Other states that offer online voter registration include California, Indiana, Kansas, Louisiana, Maryland, Nevada, Oregon, Utah and Washington. Connecticut and South Carolina have passed laws to do so but have not yet implemented the service.

The success of online voter sign-ups might be an early precursor to actually voting over the Internet on PCs and mobile devices, say voting and security experts. Online voting could potentially boost voting by young people, ethnic groups and others who are not likely to visit a polling booth or bother with a mail-in ballot. However, actually voting over the Internet requires overcoming "a completely different set of challenges," says Richard Hasen, law and political science professor at the University of California-Irvine.

Without a national ID, akin to a state driver's license, authenticating votes in a presidential election would be problematic, says Bruce Snell, director of technical marketing and security firm McAfee. And buying votes from otherwise apathetic citizens would be much easier with digital ballots than with paper ones.

"We already have a bad enough time with voting in the physical world," Snell says. "It would be much easier to perpetrate fraud with digital voting."
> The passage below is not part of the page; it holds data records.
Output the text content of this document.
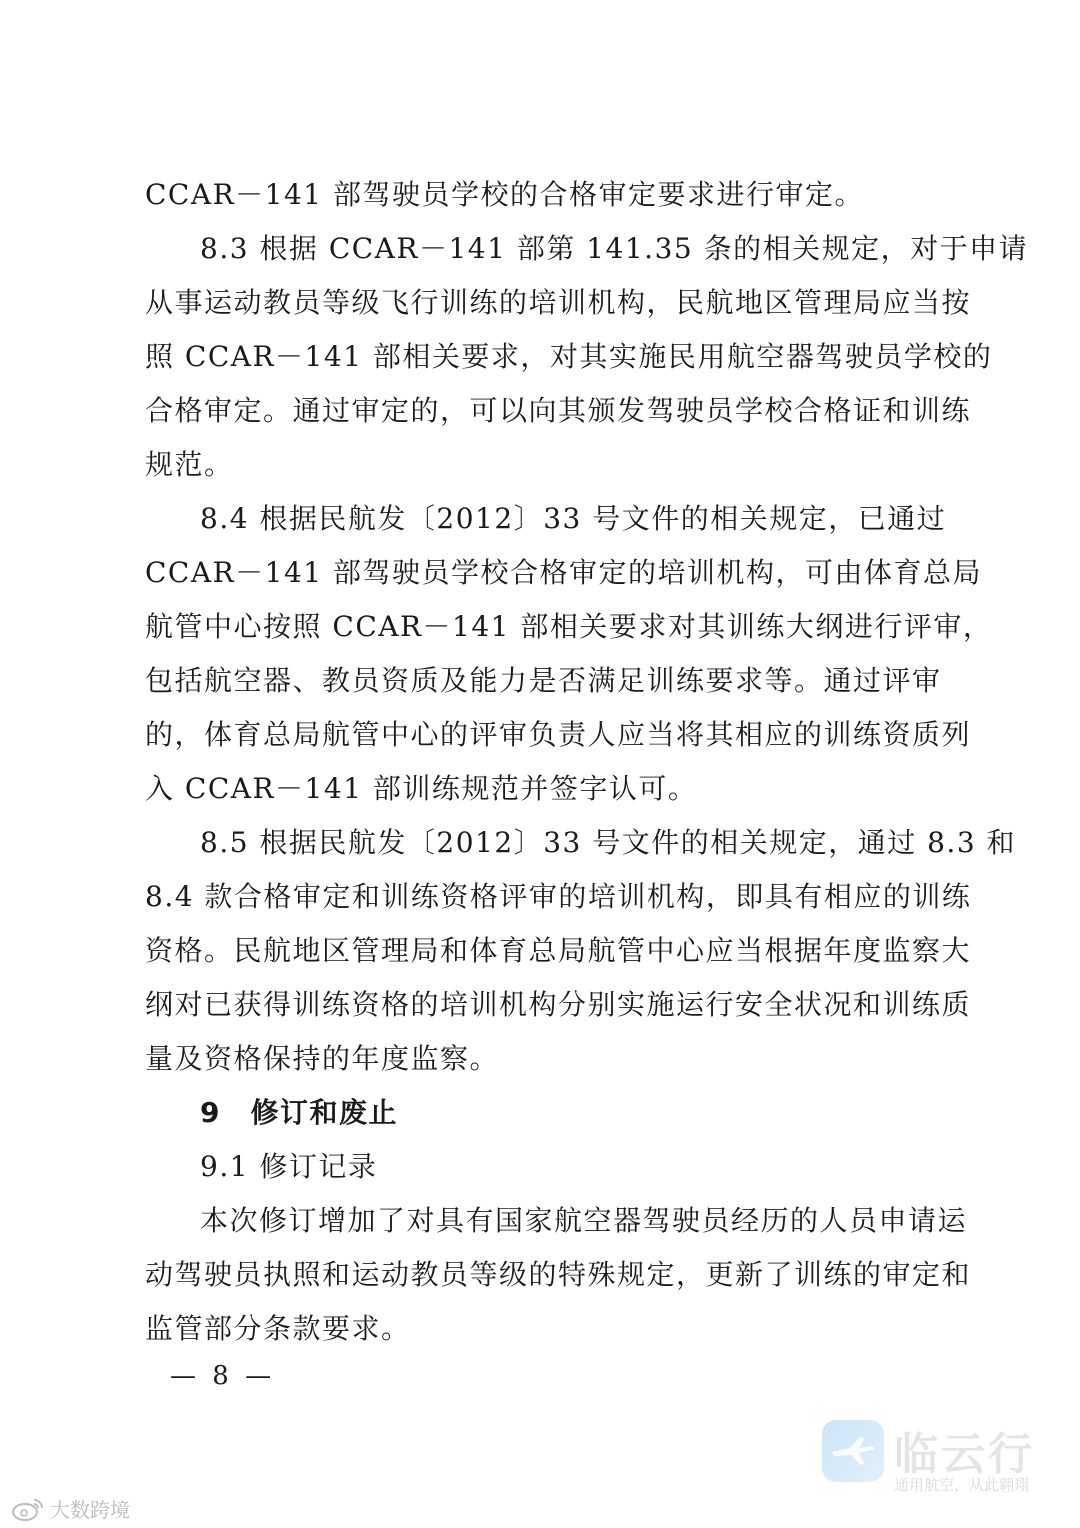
CCAR－141 部驾驶员学校的合格审定要求进行审定。
8.3 根据 CCAR－141 部第 141.35 条的相关规定，对于申请
从事运动教员等级飞行训练的培训机构，民航地区管理局应当按
照 CCAR－141 部相关要求，对其实施民用航空器驾驶员学校的
合格审定。通过审定的，可以向其颁发驾驶员学校合格证和训练
规范。
8.4 根据民航发〔2012〕33 号文件的相关规定，已通过
CCAR－141 部驾驶员学校合格审定的培训机构，可由体育总局
航管中心按照 CCAR－141 部相关要求对其训练大纲进行评审，
包括航空器、教员资质及能力是否满足训练要求等。通过评审
的，体育总局航管中心的评审负责人应当将其相应的训练资质列
入 CCAR－141 部训练规范并签字认可。
8.5 根据民航发〔2012〕33 号文件的相关规定，通过 8.3 和
8.4 款合格审定和训练资格评审的培训机构，即具有相应的训练
资格。民航地区管理局和体育总局航管中心应当根据年度监察大
纲对已获得训练资格的培训机构分别实施运行安全状况和训练质
量及资格保持的年度监察。
9　修订和废止
9.1 修订记录
本次修订增加了对具有国家航空器驾驶员经历的人员申请运
动驾驶员执照和运动教员等级的特殊规定，更新了训练的审定和
监管部分条款要求。
— 8 —
大数跨境
临云行
通用航空，从此翱翔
Perhaps the biggest obstacle to actually voting online is hackers. Last March, the DC Board of Elections thought it had developed an online voting system ready for prime time. So the board issued an open challenge to hackers to test it. A team of researchers from the University of Michigan cracked the DC system in 48 hours.

In his book The Voting Wars, Hasen recounts how the Michigan researchers gained full control of the election servers, changed votes, fended off hacks from China and Iran and caused the Michigan fight song to play on the election officials' computers.

"I don't expect we'll be using Web browsers to vote anytime soon, Hasen says.